6. Comparison to Prior Approaches and Limitations
M2H-MX supersedes prior state-of-the-art multi-task perception models (e.g., MTMamba++, SwinMTL, InvPT, MTI-Net) in key benchmarks. Ablation studies demonstrate that the register-gated Mamba decoder, cross-task fusion, and uncertainty-weighted loss all contribute meaningfully to performance gains. Furthermore, system-level improvements (e.g., trajectory error in SLAM) reveal the utility of tightly integrated, multi-task perception for spatial robotics.
Current limitations include reliance on only depth and semantic outputs for mapping (with other cues present but not yet used online), absence of learned temporal smoothing, and open questions on generalization to unconventional camera rigs. Proposed directions involve expanding the task set (flow, detection), cross-dataset adaptation without backbone finetuning, and deeper coupling with learned SLAM backends (e.g., NeRF (Udugama et al., 31 Mar 2026, Udugama et al., 17 May 2026)).
7. Impact and Research Significance
M2H-MX demonstrates that the combination of a large frozen transformer backbone, lightweight register-gated decoding, and principled cross-task design enables multi-task dense prediction at a pace and accuracy suitable for real-world robotics.
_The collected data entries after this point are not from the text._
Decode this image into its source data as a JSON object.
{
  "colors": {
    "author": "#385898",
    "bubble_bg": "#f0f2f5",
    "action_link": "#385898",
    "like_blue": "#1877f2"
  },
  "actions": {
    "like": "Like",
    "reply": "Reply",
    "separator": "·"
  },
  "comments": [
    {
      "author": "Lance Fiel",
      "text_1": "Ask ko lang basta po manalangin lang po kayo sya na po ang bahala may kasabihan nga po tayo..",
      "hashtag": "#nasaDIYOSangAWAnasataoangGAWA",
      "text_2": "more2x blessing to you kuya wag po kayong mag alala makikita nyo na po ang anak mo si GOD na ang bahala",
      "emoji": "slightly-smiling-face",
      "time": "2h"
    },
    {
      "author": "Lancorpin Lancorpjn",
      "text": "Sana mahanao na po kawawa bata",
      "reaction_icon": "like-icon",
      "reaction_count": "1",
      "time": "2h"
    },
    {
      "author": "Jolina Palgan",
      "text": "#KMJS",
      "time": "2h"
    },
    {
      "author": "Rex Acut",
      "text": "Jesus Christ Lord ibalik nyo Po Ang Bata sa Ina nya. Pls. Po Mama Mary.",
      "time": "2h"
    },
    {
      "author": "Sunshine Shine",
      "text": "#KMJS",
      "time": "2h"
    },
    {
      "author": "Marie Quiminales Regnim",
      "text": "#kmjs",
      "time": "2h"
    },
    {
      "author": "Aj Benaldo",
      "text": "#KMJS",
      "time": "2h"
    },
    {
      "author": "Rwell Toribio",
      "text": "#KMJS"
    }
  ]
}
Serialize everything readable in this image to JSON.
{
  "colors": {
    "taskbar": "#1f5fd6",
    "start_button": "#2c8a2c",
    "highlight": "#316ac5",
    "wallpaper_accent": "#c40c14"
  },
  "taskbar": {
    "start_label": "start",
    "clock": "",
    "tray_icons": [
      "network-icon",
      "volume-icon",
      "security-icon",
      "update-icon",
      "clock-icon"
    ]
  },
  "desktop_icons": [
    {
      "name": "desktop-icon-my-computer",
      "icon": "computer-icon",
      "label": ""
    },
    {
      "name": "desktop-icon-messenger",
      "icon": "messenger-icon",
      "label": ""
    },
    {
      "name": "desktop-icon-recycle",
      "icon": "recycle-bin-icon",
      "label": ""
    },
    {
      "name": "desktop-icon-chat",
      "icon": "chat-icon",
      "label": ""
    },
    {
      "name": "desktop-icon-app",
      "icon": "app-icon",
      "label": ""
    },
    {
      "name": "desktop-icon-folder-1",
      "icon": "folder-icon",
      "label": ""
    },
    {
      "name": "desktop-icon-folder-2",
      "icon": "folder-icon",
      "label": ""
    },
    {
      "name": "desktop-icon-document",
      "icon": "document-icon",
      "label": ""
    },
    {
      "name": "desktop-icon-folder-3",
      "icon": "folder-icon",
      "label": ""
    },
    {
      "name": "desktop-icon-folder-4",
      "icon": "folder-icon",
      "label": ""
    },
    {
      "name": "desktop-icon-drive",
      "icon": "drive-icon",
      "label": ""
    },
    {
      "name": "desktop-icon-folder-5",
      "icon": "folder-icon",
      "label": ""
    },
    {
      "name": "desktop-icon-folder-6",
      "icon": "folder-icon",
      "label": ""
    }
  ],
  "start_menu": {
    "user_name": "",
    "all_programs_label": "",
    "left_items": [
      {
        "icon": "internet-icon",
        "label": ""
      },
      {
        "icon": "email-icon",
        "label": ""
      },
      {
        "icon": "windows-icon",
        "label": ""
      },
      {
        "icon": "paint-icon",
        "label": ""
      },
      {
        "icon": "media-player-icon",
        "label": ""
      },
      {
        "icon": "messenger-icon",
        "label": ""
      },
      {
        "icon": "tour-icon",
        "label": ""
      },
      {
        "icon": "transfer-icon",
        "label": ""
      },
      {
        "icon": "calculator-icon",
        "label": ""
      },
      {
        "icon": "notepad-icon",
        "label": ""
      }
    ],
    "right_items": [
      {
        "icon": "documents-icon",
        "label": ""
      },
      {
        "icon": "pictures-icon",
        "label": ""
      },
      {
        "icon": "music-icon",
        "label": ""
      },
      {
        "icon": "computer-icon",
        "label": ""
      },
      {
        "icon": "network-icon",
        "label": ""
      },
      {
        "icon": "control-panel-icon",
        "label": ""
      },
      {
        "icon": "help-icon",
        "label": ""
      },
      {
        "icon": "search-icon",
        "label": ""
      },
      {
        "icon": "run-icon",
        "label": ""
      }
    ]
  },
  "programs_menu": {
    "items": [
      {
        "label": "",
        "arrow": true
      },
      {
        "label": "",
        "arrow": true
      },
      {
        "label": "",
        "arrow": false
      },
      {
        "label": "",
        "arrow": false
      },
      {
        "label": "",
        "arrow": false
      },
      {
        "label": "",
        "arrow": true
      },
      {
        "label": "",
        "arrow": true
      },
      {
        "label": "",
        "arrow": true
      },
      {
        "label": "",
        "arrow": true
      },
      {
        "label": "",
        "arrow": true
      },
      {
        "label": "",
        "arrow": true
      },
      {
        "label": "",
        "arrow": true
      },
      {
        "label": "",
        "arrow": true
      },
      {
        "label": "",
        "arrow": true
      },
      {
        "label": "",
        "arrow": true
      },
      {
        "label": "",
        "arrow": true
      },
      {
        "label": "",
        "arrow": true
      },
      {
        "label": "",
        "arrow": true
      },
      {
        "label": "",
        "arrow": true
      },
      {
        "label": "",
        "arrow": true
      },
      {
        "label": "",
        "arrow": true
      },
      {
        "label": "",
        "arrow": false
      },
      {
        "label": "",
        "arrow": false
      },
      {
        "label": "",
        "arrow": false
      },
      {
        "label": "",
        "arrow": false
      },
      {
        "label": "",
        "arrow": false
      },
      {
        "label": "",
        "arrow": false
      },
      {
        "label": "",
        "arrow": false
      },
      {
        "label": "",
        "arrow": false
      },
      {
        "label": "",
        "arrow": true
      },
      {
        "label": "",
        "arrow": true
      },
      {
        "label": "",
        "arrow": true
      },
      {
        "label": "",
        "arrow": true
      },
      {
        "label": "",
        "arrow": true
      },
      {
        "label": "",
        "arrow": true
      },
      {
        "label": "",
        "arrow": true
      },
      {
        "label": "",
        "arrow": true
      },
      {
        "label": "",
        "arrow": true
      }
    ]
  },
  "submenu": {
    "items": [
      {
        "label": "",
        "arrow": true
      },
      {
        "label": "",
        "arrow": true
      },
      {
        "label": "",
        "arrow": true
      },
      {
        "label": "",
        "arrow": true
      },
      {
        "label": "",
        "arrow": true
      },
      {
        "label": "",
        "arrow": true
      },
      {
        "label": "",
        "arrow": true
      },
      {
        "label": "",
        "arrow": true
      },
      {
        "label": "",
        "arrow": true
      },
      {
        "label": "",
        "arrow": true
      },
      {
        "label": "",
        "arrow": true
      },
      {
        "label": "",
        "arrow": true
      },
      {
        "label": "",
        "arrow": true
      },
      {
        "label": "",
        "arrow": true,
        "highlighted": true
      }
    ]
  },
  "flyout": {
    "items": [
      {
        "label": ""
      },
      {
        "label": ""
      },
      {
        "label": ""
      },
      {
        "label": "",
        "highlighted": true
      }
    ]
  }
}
Its pragmatic engineering—enforcing compatibility with monocular SLAM systems and supporting embedded deployment—underscores the growing feasibility of deploying high-capacity vision models beyond data centers, towards agile autonomous platforms operating in unstructured environments (Udugama et al., 31 Mar 2026, Udugama et al., 17 May 2026).